A Manhattan woman waited 15 years to become a mom with the eggs she froze at a fertility clinic — only to learn they’d been lost by the time she was ready to use them at the age of 57, according to a lawsuit.
Paula Cervoni was 42 and single in 2006, when she decided to preserve 11 of her eggs at Advanced Fertility Services on the Upper East Side, paying more than $21,000 for the procedure, she said in a Manhattan Supreme Court filing.
Cervoni then shelled out $600 each year for the next decade to store the eggs, until 2016, when the clinic changed hands and she signed an agreement with the new company to keep her oocytes, or immature eggs, safe, she said in legal papers.
By 2021, she “was ready to use her oocytes and either become pregnant using them and her partner’s sperm or to contract with a surrogate to carry their child,” Cervoni claimed in the litigation.

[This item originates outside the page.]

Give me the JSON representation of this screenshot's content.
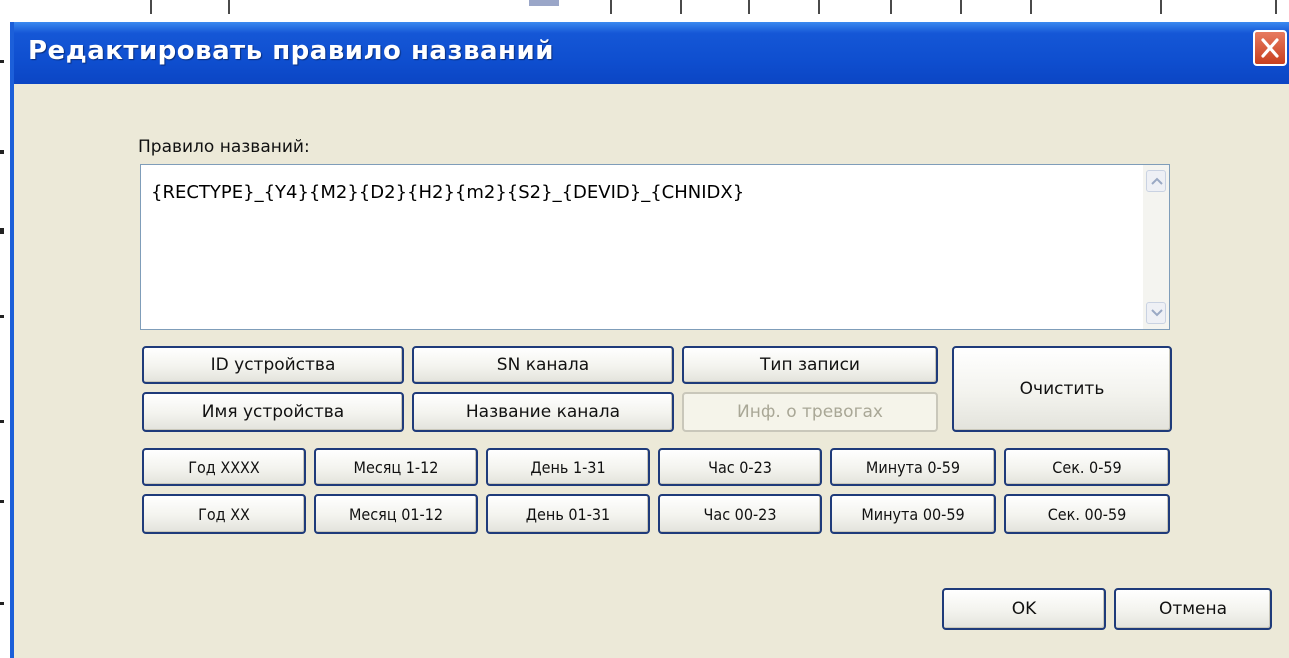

But no one at Manhattan Fertility Services, which took over Advanced Fertility Services’ storage business, could confirm whether Cervoni’s eggs were there, and instead pointed her in the direction of other companies they claimed were in charge of the genetic materials, she said in the legal filing.
“These companies have acknowledged no accountability or responsibility for the misrepresentations and have instead aimlessly pointed fingers at each other trying to escape their responsibility as fertility providers,” according to the lawsuit.
“When I reunited with my partner a few years ago, we considered building a family together and the fact that I had taken the great time, energy and expense to safely store my oocytes made this a real possibility,” Cervoni, now 59, said in a statement provided by her lawyer, Jill Teitel.
The apparent loss of her oocytes is “devastating,” she said, adding “I am tormented by the fact that my oocytes were destroyed without my knowledge or my written consent which was required, sold to someone else, or sitting in storage somewhere unlabeled and unaccounted for.
“They have been negligent and uncaring about the most important property that I owned, it was my own tissue that I wanted to use when I was ready to.”
Cervoni, a management consultant, is seeking unspecified damages.
“Ms. Cervoni needed to rely on her doctors and facilities to abide by the law and treat her eggs with care, cryopreserve them properly, and keep proper records of them for future use,” Teitel said.
The fertility companies couldn’t be reached for comment.